Ik verlangde naar iets desastreus, iets compleets onterechts, een ober die een bevroren dorade serveert, een bioscoopmedewerker die me de vreselijkste ziektes naar mijn hoofd slingert, een winkelbediende die me een te dure jas aansmeert, een voordringer in het pretpark, een valse aap die me aanvalt in de dierentuin, desnoods. Zodra de boel weer open mag, neem ik de ellende wel voor lief.
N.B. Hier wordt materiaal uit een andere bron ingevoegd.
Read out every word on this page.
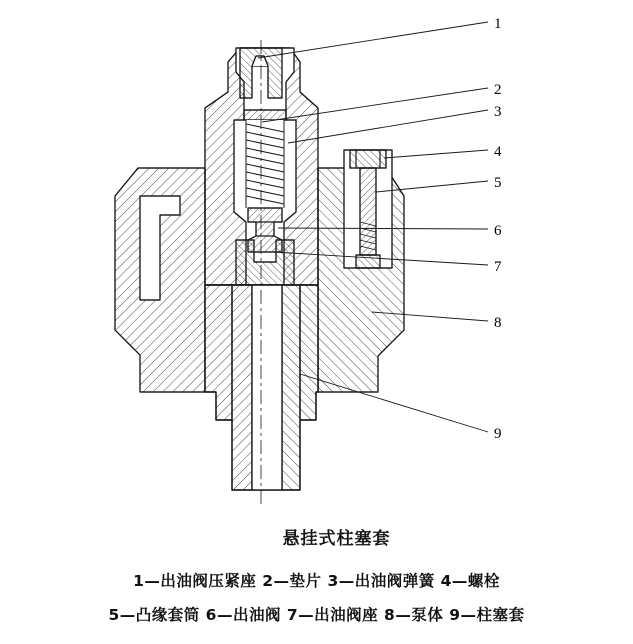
1
2
3
4
5
6
7
8
9

悬挂式柱塞套

1—出油阀压紧座 2—垫片 3—出油阀弹簧 4—螺栓

5—凸缘套筒 6—出油阀 7—出油阀座 8—泵体 9—柱塞套
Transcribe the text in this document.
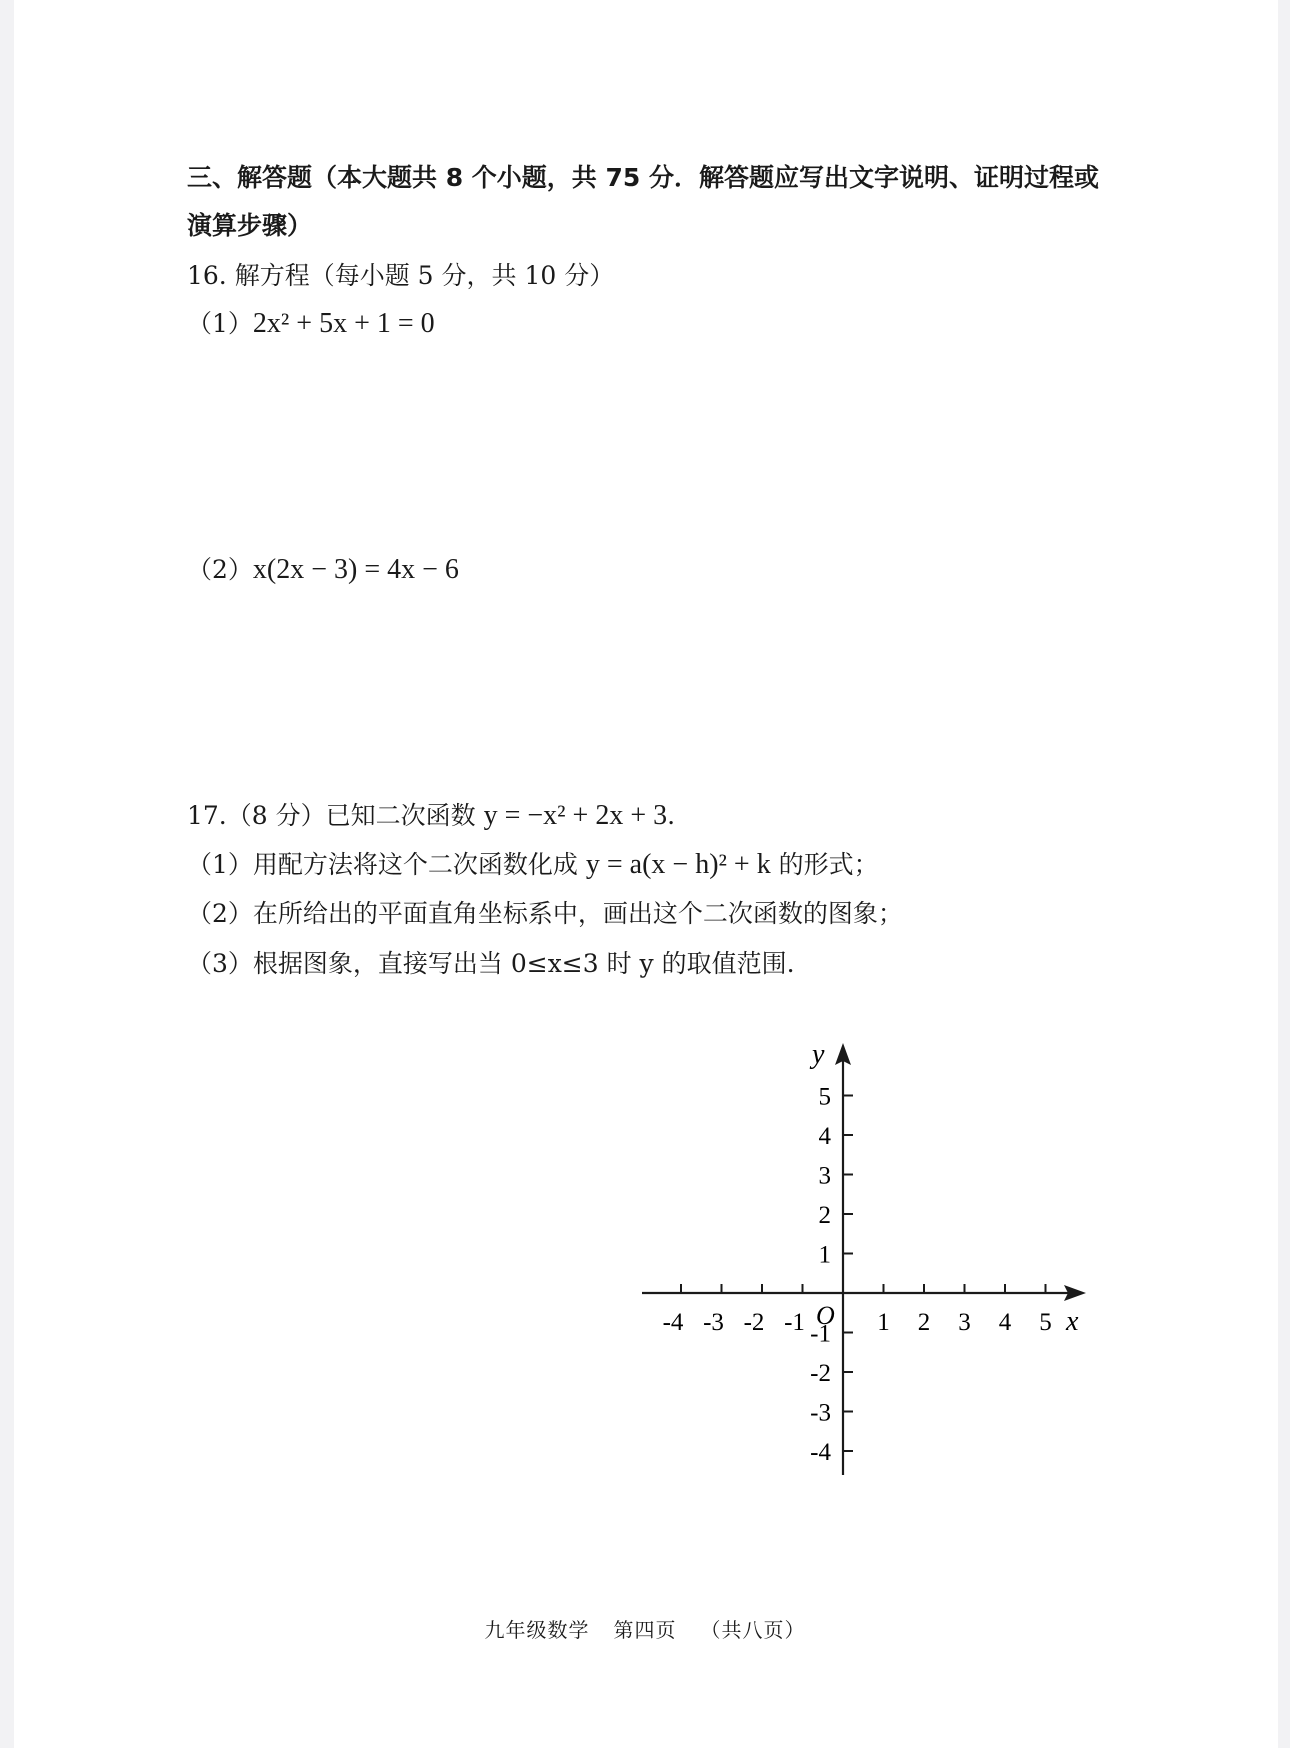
三、解答题（本大题共 8 个小题，共 75 分．解答题应写出文字说明、证明过程或
演算步骤）
16. 解方程（每小题 5 分，共 10 分）
（1）2x² + 5x + 1 = 0
（2）x(2x − 3) = 4x − 6
17.（8 分）已知二次函数 y = −x² + 2x + 3.
（1）用配方法将这个二次函数化成 y = a(x − h)² + k 的形式；
（2）在所给出的平面直角坐标系中，画出这个二次函数的图象；
（3）根据图象，直接写出当 0≤x≤3 时 y 的取值范围.
x
y
O
-4 -3 -2 -1	1 2 3 4 5
5
4
3
2
1
-1
-2
-3
-4
九年级数学 第四页 （共八页）
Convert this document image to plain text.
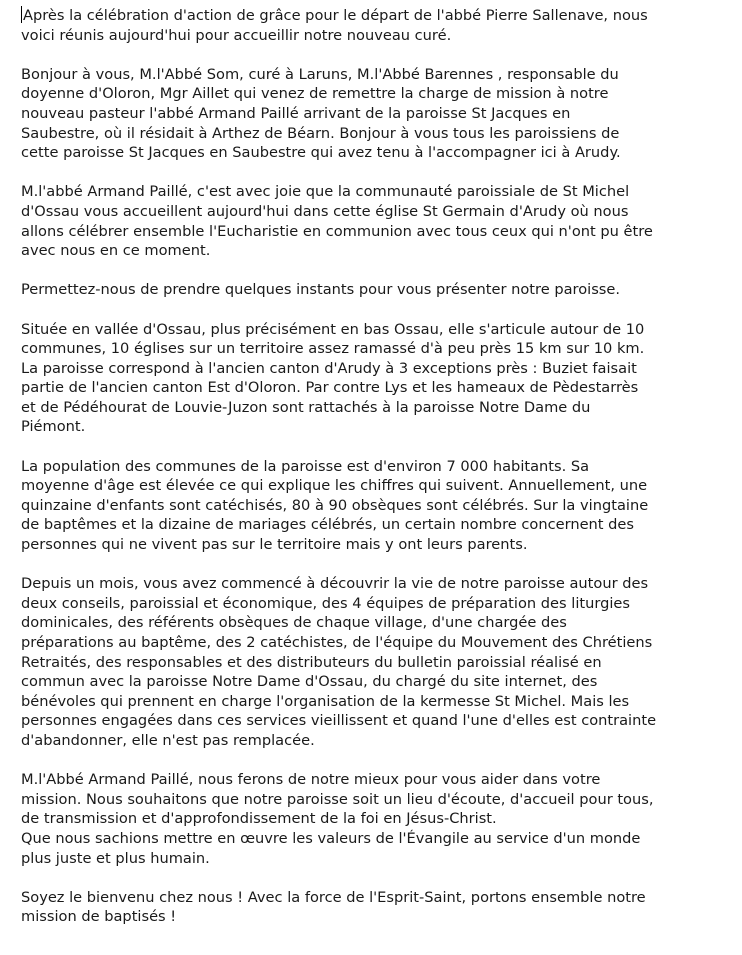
Après la célébration d'action de grâce pour le départ de l'abbé Pierre Sallenave, nous
voici réunis aujourd'hui pour accueillir notre nouveau curé.

Bonjour à vous, M.l'Abbé Som, curé à Laruns, M.l'Abbé Barennes , responsable du
doyenne d'Oloron, Mgr Aillet qui venez de remettre la charge de mission à notre
nouveau pasteur l'abbé Armand Paillé arrivant de la paroisse St Jacques en
Saubestre, où il résidait à Arthez de Béarn. Bonjour à vous tous les paroissiens de
cette paroisse St Jacques en Saubestre qui avez tenu à l'accompagner ici à Arudy.

M.l'abbé Armand Paillé, c'est avec joie que la communauté paroissiale de St Michel
d'Ossau vous accueillent aujourd'hui dans cette église St Germain d'Arudy où nous
allons célébrer ensemble l'Eucharistie en communion avec tous ceux qui n'ont pu être
avec nous en ce moment.

Permettez-nous de prendre quelques instants pour vous présenter notre paroisse.

Située en vallée d'Ossau, plus précisément en bas Ossau, elle s'articule autour de 10
communes, 10 églises sur un territoire assez ramassé d'à peu près 15 km sur 10 km.
La paroisse correspond à l'ancien canton d'Arudy à 3 exceptions près : Buziet faisait
partie de l'ancien canton Est d'Oloron. Par contre Lys et les hameaux de Pèdestarrès
et de Pédéhourat de Louvie-Juzon sont rattachés à la paroisse Notre Dame du
Piémont.

La population des communes de la paroisse est d'environ 7 000 habitants. Sa
moyenne d'âge est élevée ce qui explique les chiffres qui suivent. Annuellement, une
quinzaine d'enfants sont catéchisés, 80 à 90 obsèques sont célébrés. Sur la vingtaine
de baptêmes et la dizaine de mariages célébrés, un certain nombre concernent des
personnes qui ne vivent pas sur le territoire mais y ont leurs parents.

Depuis un mois, vous avez commencé à découvrir la vie de notre paroisse autour des
deux conseils, paroissial et économique, des 4 équipes de préparation des liturgies
dominicales, des référents obsèques de chaque village, d'une chargée des
préparations au baptême, des 2 catéchistes, de l'équipe du Mouvement des Chrétiens
Retraités, des responsables et des distributeurs du bulletin paroissial réalisé en
commun avec la paroisse Notre Dame d'Ossau, du chargé du site internet, des
bénévoles qui prennent en charge l'organisation de la kermesse St Michel. Mais les
personnes engagées dans ces services vieillissent et quand l'une d'elles est contrainte
d'abandonner, elle n'est pas remplacée.

M.l'Abbé Armand Paillé, nous ferons de notre mieux pour vous aider dans votre
mission. Nous souhaitons que notre paroisse soit un lieu d'écoute, d'accueil pour tous,
de transmission et d'approfondissement de la foi en Jésus-Christ.
Que nous sachions mettre en œuvre les valeurs de l'Évangile au service d'un monde
plus juste et plus humain.

Soyez le bienvenu chez nous ! Avec la force de l'Esprit-Saint, portons ensemble notre
mission de baptisés !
Ik besloot maar een cake te bakken, al wist ik dat de kans dat daar een verhaal uit zou komen nihil zou zijn. Aan de kassa hield ik nog expres mijn koptelefoon op, en riep ik verwijtend tegen de caissière dat ik haar niet kon verstaan, al was het om een reactie op te roepen, alles voor de kunsten, maar tevergeefs. Ze gaf me, toen ze mijn ingrediënten zag, zelfs nog een tip hoe ik de cake luchtig kon houden. Dat is toch geen leven als schrijver? Vriendelijkheid alom. In tijden van weinig externe prikkels moeten we het rijke leven steeds maar ergens diep uit onszelf halen. En omarmen wat een lockdown ook met zich meebrengt: het uitblijven van een heel specifiek soort ellende.